Nasar Ali claimed that he cut his thumb on a steak knife while staying at a hotel in Bradford on February 12, 2015.
The 38-year-old said he had lost £10,960 as he had not been able to work as a result of the injury.
He submitted photographs of towels covered in blood and his 'injury' as part of his claim - but the hotel night manager did not find any blood or other evidence.
And City of London Police’s Insurance Fraud Enforcement Department (IFED) was drafted in when it was discovered that images sent to insurer Allianz had been lifted from a YouTube video.
Ali, of Grandage Terrace, was sentenced at Bradford Crown Court yesterday after pleading guilty to fraud by false representation earlier this year.
He was handed a sentence of eight months in prison, suspended for two years, and must complete 200 hours of unpaid work.
The court also ordered that he pay a fine of £1,420 and made him subject to a restraining order which prevents him from returning to any premises insured by Allianz for the next five years.
What did Ali claim happened after he was injured by the steak knife?
Ali claimed that, having ordered room service, it was delivered to him by a night porter who had wrapped the steak knife inside a napkin.
He claimed to have called the hotel reception and informed the night manager that he had cut his thumb on the steak knife. The night manager said he offered to go to Ali’s room and
provide first aid but that this was refused. Ali denied that first aid was offered.
When the porter returned to Ali’s room, Ali had a makeshift bandage wrapped around his hand which appeared to have blood on it. He then pulled the bandage back to reveal a small
puncture wound to his thumb. The porter believed the amount of blood was excessive for the comparatively small injury.
Minutes later, Ali went to the reception with a dressing around his hand. The receptionist did not see any blood or the injury.
Ali told the night manager that he had taken photos of the injury on his phone and showed them to him. The night manager was shocked to see how deep the cut was, but Ali refused a second offer of medical attention.
Although Ali’s photos showed towels covered in blood, the night manager did not find any blood or evidence of the injury when he visited the room.
February 21, 2015: Ali sent an email to the hotel seeking compensation in which he described what had happened and attached photographs of a thumb injury. As a result,
Allianz, the hotel’s insurer, became involved in the case.
March 15, 2015: Ali emailed Allianz and stated he had lost £10,960 as he had not been able to work as a result of the injury.
April 28, 2015: Allianz examined the photos sent to them by Ali and discovered that the images had actually come from a YouTube video uploaded in January 2012. No money was paid out to Ali as a result of the claim.
March 2016: Following an investigation by IFED officers, Ali was voluntarily interviewed.
"Committing a crime to feed his own personal greed"

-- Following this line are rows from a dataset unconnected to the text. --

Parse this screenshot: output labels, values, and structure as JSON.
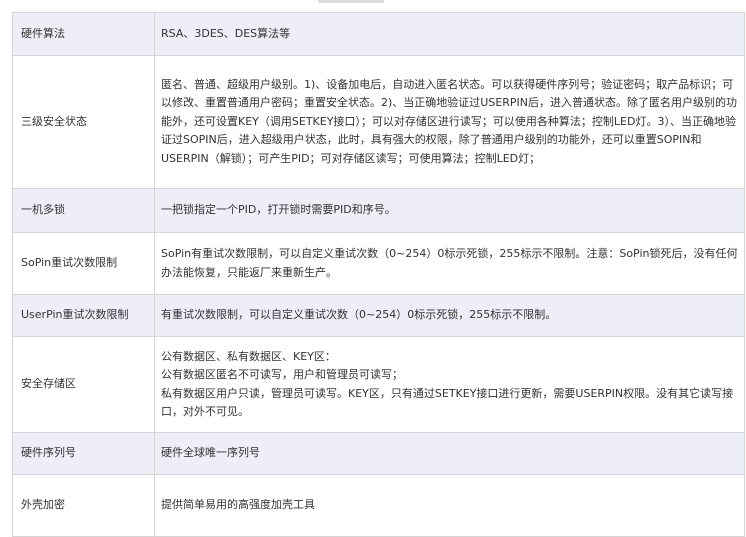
{
  "rows": [
    {
      "key": "硬件算法",
      "lines": [
        "RSA、3DES、DES算法等"
      ]
    },
    {
      "key": "三级安全状态",
      "lines": [
        "匿名、普通、超级用户级别。1)、设备加电后，自动进入匿名状态。可以获得硬件序列号；验证密码；取产品标识；可以修改、重置普通用户密码；重置安全状态。2)、当正确地验证过USERPIN后，进入普通状态。除了匿名用户级别的功能外，还可设置KEY（调用SETKEY接口）；可以对存储区进行读写；可以使用各种算法；控制LED灯。3）、当正确地验证过SOPIN后，进入超级用户状态，此时，具有强大的权限，除了普通用户级别的功能外，还可以重置SOPIN和USERPIN（解锁）；可产生PID；可对存储区读写；可使用算法；控制LED灯；"
      ]
    },
    {
      "key": "一机多锁",
      "lines": [
        "一把锁指定一个PID，打开锁时需要PID和序号。"
      ]
    },
    {
      "key": "SoPin重试次数限制",
      "lines": [
        "SoPin有重试次数限制，可以自定义重试次数（0~254）0标示死锁，255标示不限制。注意：SoPin锁死后，没有任何办法能恢复，只能返厂来重新生产。"
      ]
    },
    {
      "key": "UserPin重试次数限制",
      "lines": [
        "有重试次数限制，可以自定义重试次数（0~254）0标示死锁，255标示不限制。"
      ]
    },
    {
      "key": "安全存储区",
      "lines": [
        "公有数据区、私有数据区、KEY区：",
        "公有数据区匿名不可读写，用户和管理员可读写；",
        "私有数据区用户只读，管理员可读写。KEY区，只有通过SETKEY接口进行更新，需要USERPIN权限。没有其它读写接口，对外不可见。"
      ]
    },
    {
      "key": "硬件序列号",
      "lines": [
        "硬件全球唯一序列号"
      ]
    },
    {
      "key": "外壳加密",
      "lines": [
        "提供简单易用的高强度加壳工具"
      ]
    }
  ]
}
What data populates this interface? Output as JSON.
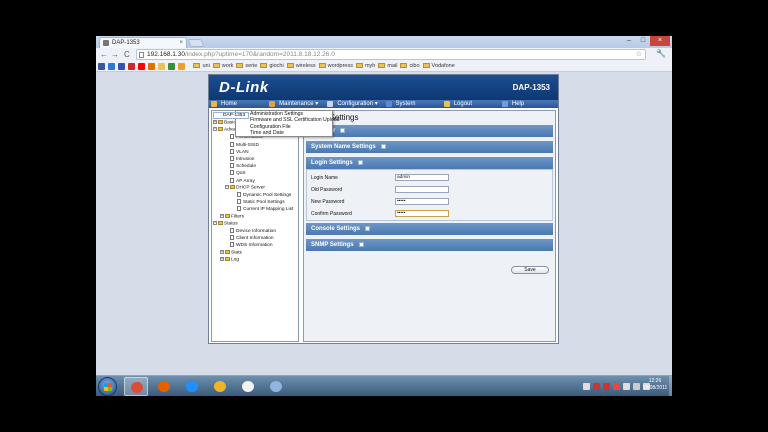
{
  "browser": {
    "tab_title": "DAP-1353",
    "tab_close": "×",
    "window_controls": [
      "–",
      "□",
      "×"
    ],
    "nav": {
      "back": "←",
      "forward": "→",
      "reload": "C"
    },
    "url": {
      "host": "192.168.1.30",
      "path": "/index.php?uptime=170&random=2011.8.18.12.26.0"
    },
    "star": "☆",
    "wrench": "🔧",
    "bookmark_icon_colors": [
      "#3b5998",
      "#2d7bd0",
      "#3355aa",
      "#cc2b2b",
      "#ff0000",
      "#e07000",
      "#e9c35a",
      "#3a8f3a",
      "#e9a030"
    ],
    "bookmarks": [
      "uni",
      "work",
      "serie",
      "giochi",
      "wireless",
      "wordpress",
      "myh",
      "mail",
      "cibo",
      "Vodafone"
    ]
  },
  "app": {
    "logo": "D-Link",
    "model": "DAP-1353",
    "menu": [
      {
        "label": "Home",
        "icon_color": "#e8b64a"
      },
      {
        "label": "Maintenance ▾",
        "icon_color": "#d8a445"
      },
      {
        "label": "Configuration ▾",
        "icon_color": "#c9d4e6"
      },
      {
        "label": "System",
        "icon_color": "#5e8ad1"
      },
      {
        "label": "Logout",
        "icon_color": "#e8c24a"
      },
      {
        "label": "Help",
        "icon_color": "#6f9fd8"
      }
    ],
    "tree": {
      "root": "DAP-1353",
      "basic": "Basic Sett",
      "advanced": "Advanced",
      "advanced_items": [
        "Performance",
        "Multi-SSID",
        "VLAN",
        "Intrusion",
        "Schedule",
        "QoS",
        "AP Array"
      ],
      "dhcp": "DHCP Server",
      "dhcp_items": [
        "Dynamic Pool Settings",
        "Static Pool Settings",
        "Current IP Mapping List"
      ],
      "filters": "Filters",
      "status": "Status",
      "status_items": [
        "Device Information",
        "Client Information",
        "WDS Information"
      ],
      "stats": "Stats",
      "log": "Log"
    },
    "popup_menu": [
      "Administration Settings",
      "Firmware and SSL Certification Upload",
      "Configuration File",
      "Time and Date"
    ],
    "main": {
      "title": "ation Settings",
      "sections": [
        "nistrator",
        "System Name Settings",
        "Login Settings",
        "Console Settings",
        "SNMP Settings"
      ],
      "fields": [
        {
          "label": "Login Name",
          "value": "admin"
        },
        {
          "label": "Old Password",
          "value": ""
        },
        {
          "label": "New Password",
          "value": "•••••"
        },
        {
          "label": "Confirm Password",
          "value": "•••••"
        }
      ],
      "save": "Save"
    }
  },
  "taskbar": {
    "apps": [
      {
        "name": "chrome",
        "color": "#dd4b39",
        "active": true
      },
      {
        "name": "firefox",
        "color": "#e66000",
        "active": false
      },
      {
        "name": "internet-explorer",
        "color": "#1e90ff",
        "active": false
      },
      {
        "name": "outlook",
        "color": "#f0b429",
        "active": false
      },
      {
        "name": "explorer",
        "color": "#f2f2f2",
        "active": false
      },
      {
        "name": "network",
        "color": "#8fb5e0",
        "active": false
      }
    ],
    "tray_colors": [
      "#ddd",
      "#c33",
      "#c33",
      "#e44",
      "#ddd",
      "#ccc",
      "#ddd"
    ],
    "clock_time": "12:26",
    "clock_date": "18/08/2011"
  }
}
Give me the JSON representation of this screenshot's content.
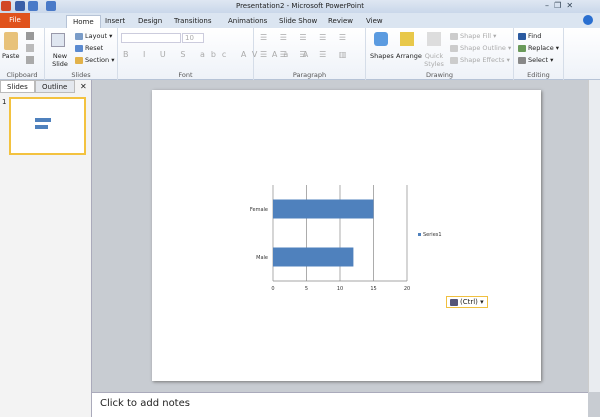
{
  "window": {
    "title": "Presentation2 - Microsoft PowerPoint"
  },
  "tabs": [
    "File",
    "Home",
    "Insert",
    "Design",
    "Transitions",
    "Animations",
    "Slide Show",
    "Review",
    "View"
  ],
  "ribbon": {
    "clipboard": {
      "label": "Clipboard",
      "paste": "Paste"
    },
    "slides": {
      "label": "Slides",
      "new_slide": "New Slide",
      "layout": "Layout",
      "reset": "Reset",
      "section": "Section"
    },
    "font": {
      "label": "Font",
      "font_name": "",
      "font_size": "10"
    },
    "paragraph": {
      "label": "Paragraph"
    },
    "drawing": {
      "label": "Drawing",
      "shapes": "Shapes",
      "arrange": "Arrange",
      "quick_styles": "Quick Styles",
      "shape_fill": "Shape Fill",
      "shape_outline": "Shape Outline",
      "shape_effects": "Shape Effects"
    },
    "editing": {
      "label": "Editing",
      "find": "Find",
      "replace": "Replace",
      "select": "Select"
    }
  },
  "panel": {
    "tabs": [
      "Slides",
      "Outline"
    ],
    "slide_number": "1"
  },
  "notes": {
    "placeholder": "Click to add notes"
  },
  "paste_options": {
    "label": "(Ctrl)"
  },
  "chart_data": {
    "type": "bar",
    "orientation": "horizontal",
    "categories": [
      "Male",
      "Female"
    ],
    "series": [
      {
        "name": "Series1",
        "values": [
          12,
          15
        ],
        "color": "#4f81bd"
      }
    ],
    "xlim": [
      0,
      20
    ],
    "xticks": [
      0,
      5,
      10,
      15,
      20
    ],
    "grid": true,
    "legend": "right"
  }
}
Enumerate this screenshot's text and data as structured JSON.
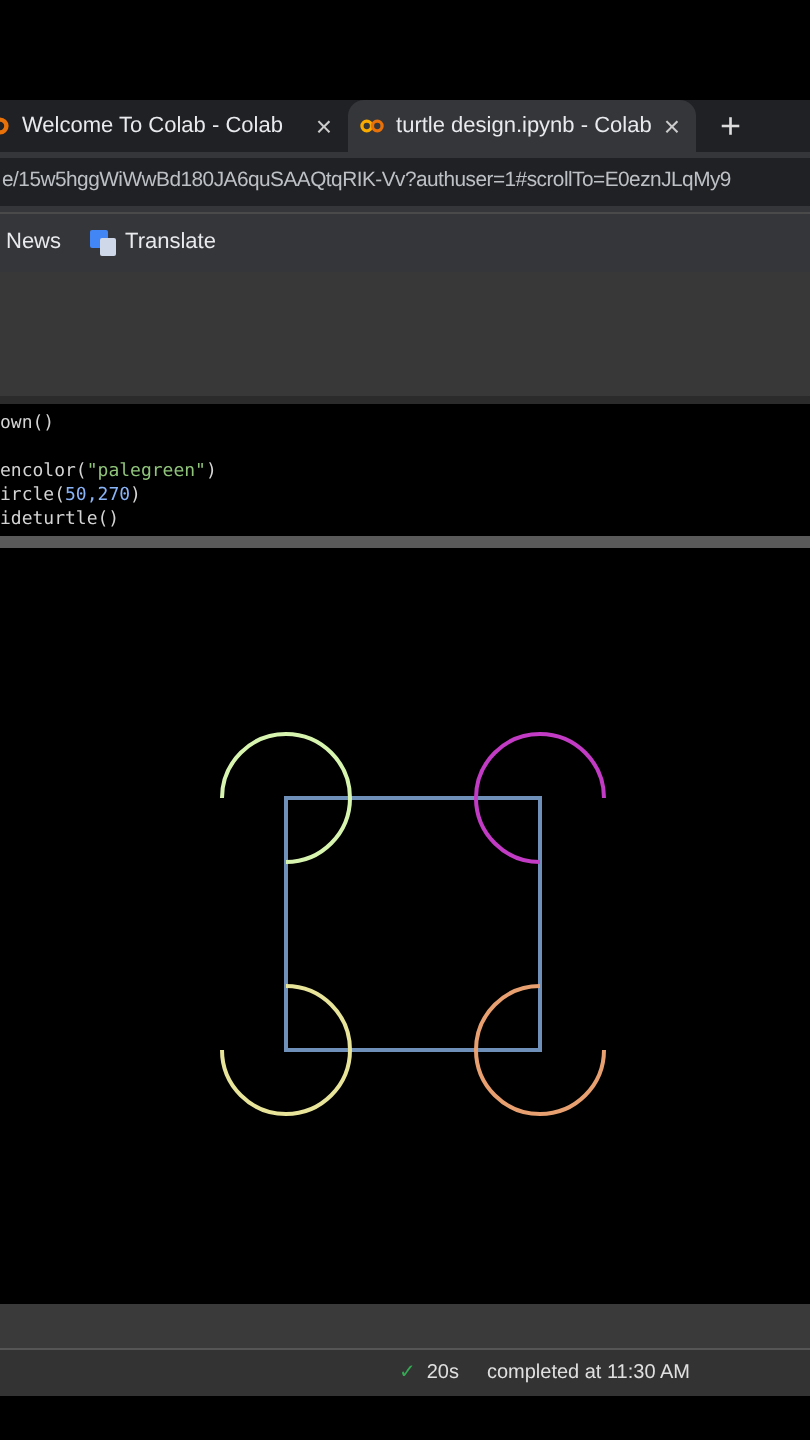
{
  "tabs": [
    {
      "title": "Welcome To Colab - Colab",
      "close": "×",
      "selected": false
    },
    {
      "title": "turtle design.ipynb - Colab",
      "close": "×",
      "selected": true
    }
  ],
  "new_tab": "+",
  "address_bar": {
    "value": "e/15w5hggWiWwBd180JA6quSAAQtqRIK-Vv?authuser=1#scrollTo=E0eznJLqMy9"
  },
  "bookmarks": [
    {
      "label": "News",
      "kind": "plain"
    },
    {
      "label": "Translate",
      "kind": "translate"
    }
  ],
  "code_lines": [
    {
      "tokens": [
        {
          "text": "own()",
          "kind": "plain"
        }
      ]
    },
    {
      "tokens": [
        {
          "text": "encolor(",
          "kind": "plain"
        },
        {
          "text": "\"palegreen\"",
          "kind": "string"
        },
        {
          "text": ")",
          "kind": "plain"
        }
      ]
    },
    {
      "tokens": [
        {
          "text": "ircle(",
          "kind": "plain"
        },
        {
          "text": "50,270",
          "kind": "number"
        },
        {
          "text": ")",
          "kind": "plain"
        }
      ]
    },
    {
      "tokens": [
        {
          "text": "ideturtle()",
          "kind": "plain"
        }
      ]
    }
  ],
  "status_bar": {
    "check": "✓",
    "duration": "20s",
    "message": "completed at 11:30 AM"
  }
}
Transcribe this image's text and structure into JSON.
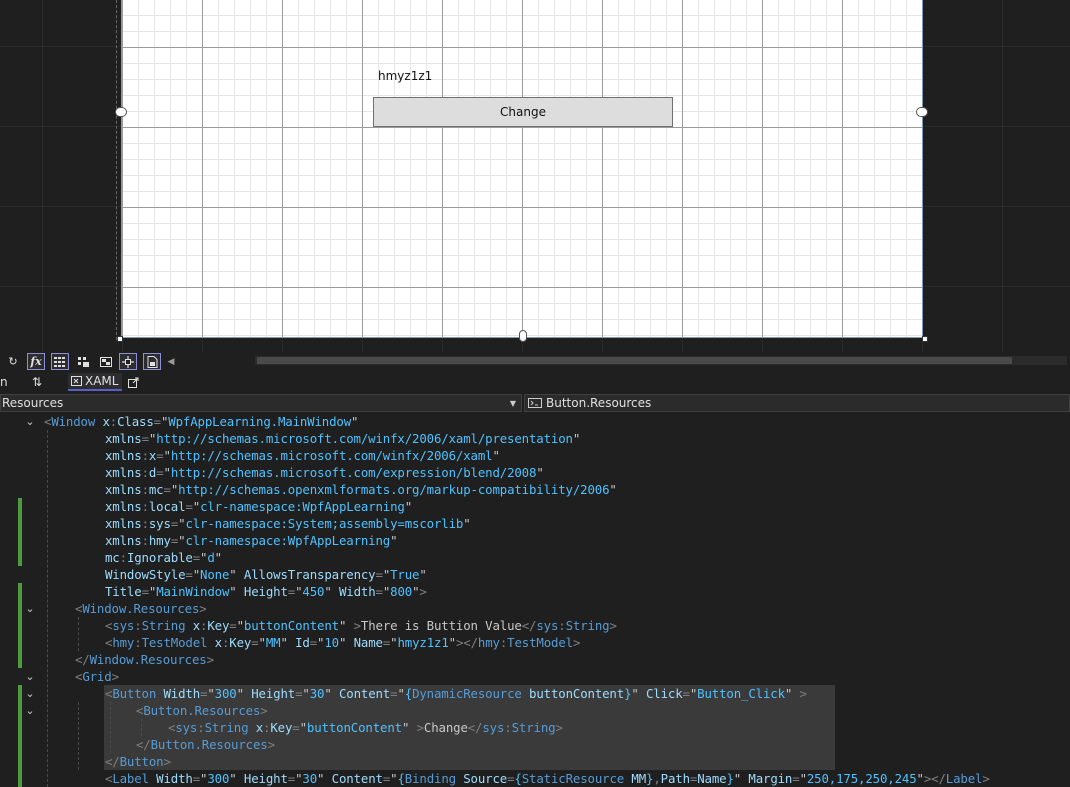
{
  "designer": {
    "label_text": "hmyz1z1",
    "button_text": "Change"
  },
  "toolbar": {
    "refresh_icon": "refresh-icon",
    "formula_icon": "fx-icon",
    "fx_label": "fx",
    "grid_icon": "grid-icon",
    "snap_icon": "snap-to-grid-icon",
    "artboard_icon": "artboard-icon",
    "snaplines_icon": "snaplines-icon",
    "project_code_icon": "project-code-icon",
    "scroll_left_icon": "scroll-left-icon"
  },
  "split_tabs": {
    "design_stub": "n",
    "swap_icon": "swap-panes-icon",
    "xaml_tab": "XAML",
    "popout_icon": "popout-icon"
  },
  "nav": {
    "left_combo": "Resources",
    "right_combo": "Button.Resources"
  },
  "code_lines": [
    [
      [
        "p",
        "<"
      ],
      [
        "e",
        "Window"
      ],
      [
        "a",
        " x"
      ],
      [
        "p",
        ":"
      ],
      [
        "a",
        "Class"
      ],
      [
        "p",
        "="
      ],
      [
        "x",
        "\""
      ],
      [
        "v",
        "WpfAppLearning.MainWindow"
      ],
      [
        "x",
        "\""
      ]
    ],
    [
      [
        "a",
        "xmlns"
      ],
      [
        "p",
        "="
      ],
      [
        "x",
        "\""
      ],
      [
        "v",
        "http://schemas.microsoft.com/winfx/2006/xaml/presentation"
      ],
      [
        "x",
        "\""
      ]
    ],
    [
      [
        "a",
        "xmlns"
      ],
      [
        "p",
        ":"
      ],
      [
        "a",
        "x"
      ],
      [
        "p",
        "="
      ],
      [
        "x",
        "\""
      ],
      [
        "v",
        "http://schemas.microsoft.com/winfx/2006/xaml"
      ],
      [
        "x",
        "\""
      ]
    ],
    [
      [
        "a",
        "xmlns"
      ],
      [
        "p",
        ":"
      ],
      [
        "a",
        "d"
      ],
      [
        "p",
        "="
      ],
      [
        "x",
        "\""
      ],
      [
        "v",
        "http://schemas.microsoft.com/expression/blend/2008"
      ],
      [
        "x",
        "\""
      ]
    ],
    [
      [
        "a",
        "xmlns"
      ],
      [
        "p",
        ":"
      ],
      [
        "a",
        "mc"
      ],
      [
        "p",
        "="
      ],
      [
        "x",
        "\""
      ],
      [
        "v",
        "http://schemas.openxmlformats.org/markup-compatibility/2006"
      ],
      [
        "x",
        "\""
      ]
    ],
    [
      [
        "a",
        "xmlns"
      ],
      [
        "p",
        ":"
      ],
      [
        "a",
        "local"
      ],
      [
        "p",
        "="
      ],
      [
        "x",
        "\""
      ],
      [
        "v",
        "clr-namespace:WpfAppLearning"
      ],
      [
        "x",
        "\""
      ]
    ],
    [
      [
        "a",
        "xmlns"
      ],
      [
        "p",
        ":"
      ],
      [
        "a",
        "sys"
      ],
      [
        "p",
        "="
      ],
      [
        "x",
        "\""
      ],
      [
        "v",
        "clr-namespace:System;assembly=mscorlib"
      ],
      [
        "x",
        "\""
      ]
    ],
    [
      [
        "a",
        "xmlns"
      ],
      [
        "p",
        ":"
      ],
      [
        "a",
        "hmy"
      ],
      [
        "p",
        "="
      ],
      [
        "x",
        "\""
      ],
      [
        "v",
        "clr-namespace:WpfAppLearning"
      ],
      [
        "x",
        "\""
      ]
    ],
    [
      [
        "a",
        "mc"
      ],
      [
        "p",
        ":"
      ],
      [
        "a",
        "Ignorable"
      ],
      [
        "p",
        "="
      ],
      [
        "x",
        "\""
      ],
      [
        "v",
        "d"
      ],
      [
        "x",
        "\""
      ]
    ],
    [
      [
        "a",
        "WindowStyle"
      ],
      [
        "p",
        "="
      ],
      [
        "x",
        "\""
      ],
      [
        "v",
        "None"
      ],
      [
        "x",
        "\""
      ],
      [
        "a",
        " AllowsTransparency"
      ],
      [
        "p",
        "="
      ],
      [
        "x",
        "\""
      ],
      [
        "v",
        "True"
      ],
      [
        "x",
        "\""
      ]
    ],
    [
      [
        "a",
        "Title"
      ],
      [
        "p",
        "="
      ],
      [
        "x",
        "\""
      ],
      [
        "v",
        "MainWindow"
      ],
      [
        "x",
        "\""
      ],
      [
        "a",
        " Height"
      ],
      [
        "p",
        "="
      ],
      [
        "x",
        "\""
      ],
      [
        "v",
        "450"
      ],
      [
        "x",
        "\""
      ],
      [
        "a",
        " Width"
      ],
      [
        "p",
        "="
      ],
      [
        "x",
        "\""
      ],
      [
        "v",
        "800"
      ],
      [
        "x",
        "\""
      ],
      [
        "p",
        ">"
      ]
    ],
    [
      [
        "p",
        "<"
      ],
      [
        "e",
        "Window.Resources"
      ],
      [
        "p",
        ">"
      ]
    ],
    [
      [
        "p",
        "<"
      ],
      [
        "e",
        "sys"
      ],
      [
        "p",
        ":"
      ],
      [
        "e",
        "String"
      ],
      [
        "a",
        " x"
      ],
      [
        "p",
        ":"
      ],
      [
        "a",
        "Key"
      ],
      [
        "p",
        "="
      ],
      [
        "x",
        "\""
      ],
      [
        "v",
        "buttonContent"
      ],
      [
        "x",
        "\""
      ],
      [
        "p",
        " >"
      ],
      [
        "x",
        "There is Buttion Value"
      ],
      [
        "p",
        "</"
      ],
      [
        "e",
        "sys"
      ],
      [
        "p",
        ":"
      ],
      [
        "e",
        "String"
      ],
      [
        "p",
        ">"
      ]
    ],
    [
      [
        "p",
        "<"
      ],
      [
        "e",
        "hmy"
      ],
      [
        "p",
        ":"
      ],
      [
        "e",
        "TestModel"
      ],
      [
        "a",
        " x"
      ],
      [
        "p",
        ":"
      ],
      [
        "a",
        "Key"
      ],
      [
        "p",
        "="
      ],
      [
        "x",
        "\""
      ],
      [
        "v",
        "MM"
      ],
      [
        "x",
        "\""
      ],
      [
        "a",
        " Id"
      ],
      [
        "p",
        "="
      ],
      [
        "x",
        "\""
      ],
      [
        "v",
        "10"
      ],
      [
        "x",
        "\""
      ],
      [
        "a",
        " Name"
      ],
      [
        "p",
        "="
      ],
      [
        "x",
        "\""
      ],
      [
        "v",
        "hmyz1z1"
      ],
      [
        "x",
        "\""
      ],
      [
        "p",
        "></"
      ],
      [
        "e",
        "hmy"
      ],
      [
        "p",
        ":"
      ],
      [
        "e",
        "TestModel"
      ],
      [
        "p",
        ">"
      ]
    ],
    [
      [
        "p",
        "</"
      ],
      [
        "e",
        "Window.Resources"
      ],
      [
        "p",
        ">"
      ]
    ],
    [
      [
        "p",
        "<"
      ],
      [
        "e",
        "Grid"
      ],
      [
        "p",
        ">"
      ]
    ],
    [
      [
        "p",
        "<"
      ],
      [
        "e",
        "Button"
      ],
      [
        "a",
        " Width"
      ],
      [
        "p",
        "="
      ],
      [
        "x",
        "\""
      ],
      [
        "v",
        "300"
      ],
      [
        "x",
        "\""
      ],
      [
        "a",
        " Height"
      ],
      [
        "p",
        "="
      ],
      [
        "x",
        "\""
      ],
      [
        "v",
        "30"
      ],
      [
        "x",
        "\""
      ],
      [
        "a",
        " Content"
      ],
      [
        "p",
        "="
      ],
      [
        "x",
        "\""
      ],
      [
        "v",
        "{"
      ],
      [
        "e",
        "DynamicResource"
      ],
      [
        "a",
        " buttonContent"
      ],
      [
        "v",
        "}"
      ],
      [
        "x",
        "\""
      ],
      [
        "a",
        " Click"
      ],
      [
        "p",
        "="
      ],
      [
        "x",
        "\""
      ],
      [
        "v",
        "Button_Click"
      ],
      [
        "x",
        "\""
      ],
      [
        "p",
        " >"
      ]
    ],
    [
      [
        "p",
        "<"
      ],
      [
        "e",
        "Button.Resources"
      ],
      [
        "p",
        ">"
      ]
    ],
    [
      [
        "p",
        "<"
      ],
      [
        "e",
        "sys"
      ],
      [
        "p",
        ":"
      ],
      [
        "e",
        "String"
      ],
      [
        "a",
        " x"
      ],
      [
        "p",
        ":"
      ],
      [
        "a",
        "Key"
      ],
      [
        "p",
        "="
      ],
      [
        "x",
        "\""
      ],
      [
        "v",
        "buttonContent"
      ],
      [
        "x",
        "\""
      ],
      [
        "p",
        " >"
      ],
      [
        "x",
        "Change"
      ],
      [
        "p",
        "</"
      ],
      [
        "e",
        "sys"
      ],
      [
        "p",
        ":"
      ],
      [
        "e",
        "String"
      ],
      [
        "p",
        ">"
      ]
    ],
    [
      [
        "p",
        "</"
      ],
      [
        "e",
        "Button.Resources"
      ],
      [
        "p",
        ">"
      ]
    ],
    [
      [
        "p",
        "</"
      ],
      [
        "e",
        "Button"
      ],
      [
        "p",
        ">"
      ]
    ],
    [
      [
        "p",
        "<"
      ],
      [
        "e",
        "Label"
      ],
      [
        "a",
        " Width"
      ],
      [
        "p",
        "="
      ],
      [
        "x",
        "\""
      ],
      [
        "v",
        "300"
      ],
      [
        "x",
        "\""
      ],
      [
        "a",
        " Height"
      ],
      [
        "p",
        "="
      ],
      [
        "x",
        "\""
      ],
      [
        "v",
        "30"
      ],
      [
        "x",
        "\""
      ],
      [
        "a",
        " Content"
      ],
      [
        "p",
        "="
      ],
      [
        "x",
        "\""
      ],
      [
        "v",
        "{"
      ],
      [
        "e",
        "Binding"
      ],
      [
        "a",
        " Source"
      ],
      [
        "p",
        "="
      ],
      [
        "v",
        "{"
      ],
      [
        "e",
        "StaticResource"
      ],
      [
        "a",
        " MM"
      ],
      [
        "v",
        "}"
      ],
      [
        "p",
        ","
      ],
      [
        "a",
        "Path"
      ],
      [
        "p",
        "="
      ],
      [
        "a",
        "Name"
      ],
      [
        "v",
        "}"
      ],
      [
        "x",
        "\""
      ],
      [
        "a",
        " Margin"
      ],
      [
        "p",
        "="
      ],
      [
        "x",
        "\""
      ],
      [
        "v",
        "250,175,250,245"
      ],
      [
        "x",
        "\""
      ],
      [
        "p",
        "></"
      ],
      [
        "e",
        "Label"
      ],
      [
        "p",
        ">"
      ]
    ]
  ]
}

Detective Chief Inspector Andy Fyfe, of the City of London Police’s Insurance Fraud Enforcement Department, said: “Ali saw no problem with exaggerating a personal insurance
claim and committing a crime to feed his own personal greed.
“On the night of the supposed accident, not only did he cause unnecessary inconvenience to the hotel staff, but he then went on to commit a crime.
“False insurance claims such as this one lead to increased overall costs to the public for their genuine insurance policies and drive-up the cost of hotels. As a result everyone is made to
suffer by insurance fraudsters.
“The Insurance Fraud Enforcement Department is committed to working with the insurance industry to catch fraudsters like Ali and stop them from making money from these crimes.”
Nick Kelsall, Allianz Insurance’s fraud manager, added: “This case is an example of the extreme lengths that fraudsters will go to for their own financial gain. Our fraud team undergo rigorous training, which includes the use of new technologies, to detect fraudulent claims.
"Thanks to our sophisticated training and the excellent detective work of our handler, we were able to analyse the images and provide the police with unimpeachable evidence that
they had been altered. This is becoming too common and people such as Ali are naïve to think that they can get away with this.”